“We have a simple message for all countries: test, test, test,” WHO director Tedros Adhanom Ghebreyesus advised all nations in late March to halt the outbreak of the coronavirus. And, the case of South Korea. South seems to show that the formula is the right one.
“Test each suspicious case. If they test positive, isolate them and discover who they have been in contact with two days before they developed symptoms and also evaluate those people, it is key,” the world health authority completed the concept that guided the Asian country that It seems to have managed to dominate the epidemic thanks to massive testing.
South Korea has evaluated more than 270,000 people, which is equivalent to more than 5,200 tests per million inhabitants, more than any other country except small Bahrain.
That nation’s experience shows that “diagnostic capacity at scale is key to epidemic control,” said Raina MacIntyre, an infectious disease specialist at the University of New South Wales, Sydney. “Tracking contacts is also very influential in the control of epidemics, as is the isolation of cases,” he said.
“South Korea is a democratic republic, we believe that a blockade is not a reasonable option,” said Kim Woo-Joo, an infectious disease specialist at the University of Korea.

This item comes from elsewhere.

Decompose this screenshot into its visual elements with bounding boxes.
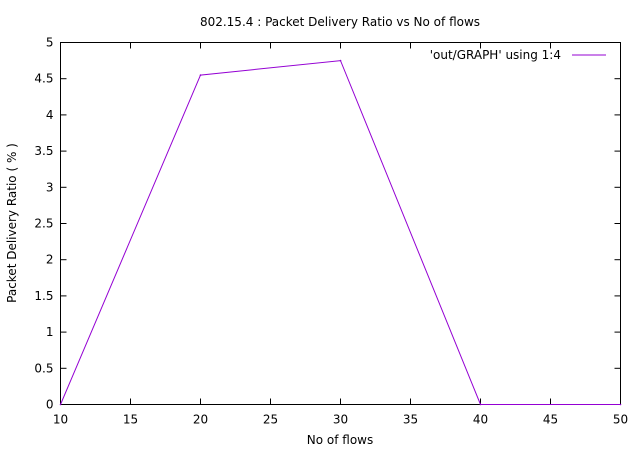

The country, despite reducing cases – peaked on February 29 when it reported 909 positives – and is one of the first countries to open its economy, remains on alert.
As of May 13, it reported 119 cases of COVID-19 linked to the capital Itaewon district, a prosperous neighborhood full of bars, restaurants, and clubs.
Before the outbreak was registered, experts explained that South Korea carried out a successful testing program rated as the most expansive and best organized in the world, combined with extensive efforts to isolate infected people and to track and quarantine their contacts.
The Korean experience may be the most correct response to face the pandemic and that is the main reason why the Government celebrates the local manufacture of rapid tests developed by Argentine scientists.